The Centers for Disease Control and Prevention have defined these categories as manual distractions, visual distractions and cognitive distractions. Let’s take a quick look at how they differ.

What is a manual distraction?

This is when someone isn’t holding the vehicle’s controls. Some examples are things that drivers consider necessary, like adjusting the mirrors or even programming a GPS. But others are things that drivers know are distracting, like picking up a cellphone.

What is a visual distraction?

Visual distractions are the easiest to understand, as they include anything that causes that driver to look away from the road. Technically speaking, even reading a billboard is a visual distraction. So is reading a text message.

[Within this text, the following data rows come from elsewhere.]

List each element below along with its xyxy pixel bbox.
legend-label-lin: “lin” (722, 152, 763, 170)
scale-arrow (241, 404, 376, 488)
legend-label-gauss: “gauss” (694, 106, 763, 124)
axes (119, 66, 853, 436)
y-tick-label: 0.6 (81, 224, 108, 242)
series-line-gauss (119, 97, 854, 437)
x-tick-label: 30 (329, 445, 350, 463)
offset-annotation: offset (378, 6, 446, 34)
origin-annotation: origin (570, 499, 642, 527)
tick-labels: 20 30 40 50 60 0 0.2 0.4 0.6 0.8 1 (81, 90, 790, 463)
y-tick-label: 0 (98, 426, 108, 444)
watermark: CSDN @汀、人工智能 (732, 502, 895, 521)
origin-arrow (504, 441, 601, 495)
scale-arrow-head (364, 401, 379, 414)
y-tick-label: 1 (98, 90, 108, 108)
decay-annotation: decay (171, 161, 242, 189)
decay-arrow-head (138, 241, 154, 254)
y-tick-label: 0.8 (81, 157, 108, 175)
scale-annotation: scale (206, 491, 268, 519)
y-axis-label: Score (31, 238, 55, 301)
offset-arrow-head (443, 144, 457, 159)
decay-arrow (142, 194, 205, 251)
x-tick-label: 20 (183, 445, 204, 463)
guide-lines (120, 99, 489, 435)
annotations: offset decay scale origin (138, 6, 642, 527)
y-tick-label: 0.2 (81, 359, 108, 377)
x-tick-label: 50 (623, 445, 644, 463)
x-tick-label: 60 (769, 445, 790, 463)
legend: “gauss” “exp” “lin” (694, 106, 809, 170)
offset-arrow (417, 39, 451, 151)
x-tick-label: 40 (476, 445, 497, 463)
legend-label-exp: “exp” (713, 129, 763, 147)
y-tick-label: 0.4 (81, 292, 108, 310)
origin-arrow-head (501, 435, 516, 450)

What is a cognitive distraction?

Mental distractions are among the most problematic because they can happen without warning and they are a bit more difficult to identify. One of them is daydreaming, as noted above. If a driver’s mind begins to wander, they’re cognitively distracted, even if they don’t realize it until they cause a serious crash.

Distracted drivers cause accidents every day in the United States. If you have suffered injuries, you may be able to seek financial compensation. This compensation can help to replace lost wages, cover medical bills, compensate you for pain and suffering, and much more.